The term "net-zero" energy (or NZE) describes the concept of buildings generating their own energy needs by renewable on-site power generation. This is typically done by photovoltaic (PV) panels, sometimes by wind mills or a combination. There are several definitions of what "zero" means, the most common ones being net-zero "cost" or net-zero "site energy". The cost definition just means that the annual energy bill would be zero, which can be accomplished by over-producing electricity in the summer, running the meter backwards, and then using the accumulated "credit" in the winter. With "time of use metering" one can benefit by limiting usage during peak hours, achieving net-zero cost before reaching net-zero energy. The higher goal is to actually offset all energy (kWh) on an annual basis, completely eliminating the operating carbon footprint. But there is of course variation in weather and user behavior, thus system sizing can only be based on probable scenarios. 

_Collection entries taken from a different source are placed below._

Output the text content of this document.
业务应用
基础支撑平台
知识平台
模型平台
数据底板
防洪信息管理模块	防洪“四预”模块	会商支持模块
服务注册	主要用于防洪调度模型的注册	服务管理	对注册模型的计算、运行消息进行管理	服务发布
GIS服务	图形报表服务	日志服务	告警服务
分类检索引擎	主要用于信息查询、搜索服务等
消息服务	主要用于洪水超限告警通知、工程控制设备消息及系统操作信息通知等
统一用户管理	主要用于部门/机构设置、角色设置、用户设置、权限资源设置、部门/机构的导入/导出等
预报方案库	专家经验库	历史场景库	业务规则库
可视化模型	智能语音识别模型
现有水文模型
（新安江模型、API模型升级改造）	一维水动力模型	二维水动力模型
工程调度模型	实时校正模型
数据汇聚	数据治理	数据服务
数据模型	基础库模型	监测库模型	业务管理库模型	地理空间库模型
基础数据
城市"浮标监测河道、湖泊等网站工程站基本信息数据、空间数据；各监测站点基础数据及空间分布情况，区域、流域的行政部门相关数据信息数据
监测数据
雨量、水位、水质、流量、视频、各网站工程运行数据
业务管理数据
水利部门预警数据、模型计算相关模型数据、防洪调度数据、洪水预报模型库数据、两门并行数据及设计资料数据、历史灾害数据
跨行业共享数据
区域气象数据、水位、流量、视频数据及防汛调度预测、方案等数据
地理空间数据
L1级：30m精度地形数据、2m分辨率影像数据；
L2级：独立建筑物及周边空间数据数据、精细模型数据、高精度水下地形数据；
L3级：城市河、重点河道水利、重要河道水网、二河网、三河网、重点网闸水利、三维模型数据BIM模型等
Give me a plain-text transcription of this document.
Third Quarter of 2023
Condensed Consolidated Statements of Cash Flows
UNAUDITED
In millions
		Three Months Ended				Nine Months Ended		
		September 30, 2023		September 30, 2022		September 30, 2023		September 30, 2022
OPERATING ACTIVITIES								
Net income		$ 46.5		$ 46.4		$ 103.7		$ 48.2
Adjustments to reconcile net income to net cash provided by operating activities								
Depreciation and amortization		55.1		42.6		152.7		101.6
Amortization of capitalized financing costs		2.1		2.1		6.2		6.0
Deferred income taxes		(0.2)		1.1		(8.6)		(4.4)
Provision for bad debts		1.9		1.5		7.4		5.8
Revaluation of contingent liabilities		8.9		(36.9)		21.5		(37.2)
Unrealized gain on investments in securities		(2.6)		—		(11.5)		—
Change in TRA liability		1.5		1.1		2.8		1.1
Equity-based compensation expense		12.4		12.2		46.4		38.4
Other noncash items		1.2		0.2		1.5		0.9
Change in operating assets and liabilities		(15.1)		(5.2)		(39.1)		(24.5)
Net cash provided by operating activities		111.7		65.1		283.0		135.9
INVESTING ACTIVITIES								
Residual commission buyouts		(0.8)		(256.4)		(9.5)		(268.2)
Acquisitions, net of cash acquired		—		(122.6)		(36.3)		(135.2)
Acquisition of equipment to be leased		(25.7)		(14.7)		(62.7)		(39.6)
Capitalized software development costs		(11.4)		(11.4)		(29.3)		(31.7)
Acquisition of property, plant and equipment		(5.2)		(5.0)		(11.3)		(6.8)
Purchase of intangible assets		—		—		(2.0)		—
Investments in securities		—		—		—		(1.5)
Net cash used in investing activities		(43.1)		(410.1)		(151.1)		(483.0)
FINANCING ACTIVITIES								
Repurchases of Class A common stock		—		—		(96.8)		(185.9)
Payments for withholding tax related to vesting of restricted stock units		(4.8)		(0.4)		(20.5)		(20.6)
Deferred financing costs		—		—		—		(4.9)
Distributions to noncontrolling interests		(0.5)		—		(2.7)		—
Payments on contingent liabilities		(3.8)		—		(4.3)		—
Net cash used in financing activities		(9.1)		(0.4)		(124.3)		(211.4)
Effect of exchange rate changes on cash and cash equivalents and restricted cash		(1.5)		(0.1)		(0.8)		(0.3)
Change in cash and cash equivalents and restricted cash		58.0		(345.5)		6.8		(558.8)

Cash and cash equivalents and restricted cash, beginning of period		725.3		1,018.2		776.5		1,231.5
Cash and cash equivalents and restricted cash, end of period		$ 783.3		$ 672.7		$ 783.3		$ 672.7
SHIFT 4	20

Going even further, we strive towards “net-positive” energy, generating more than needed for the building operation, for instance producing extra energy for electric vehicle charging, or to offset - over time - the embodied energy it took to construct a building. Some projects might start as partial or "net-zero ready" buildings, but with preparation made to ultimately take them to net-zero or net-positive by expanding site generation.

In a competition entry, we designed 240 dwelling units to exceed net-zero site energy standards, carefully modeled and calculated. In addition to offsetting all the electrical building loads, the excess capacity of the roof integrated PV systems was sized to give each household some 10,000 miles in electrical vehicle charge per year.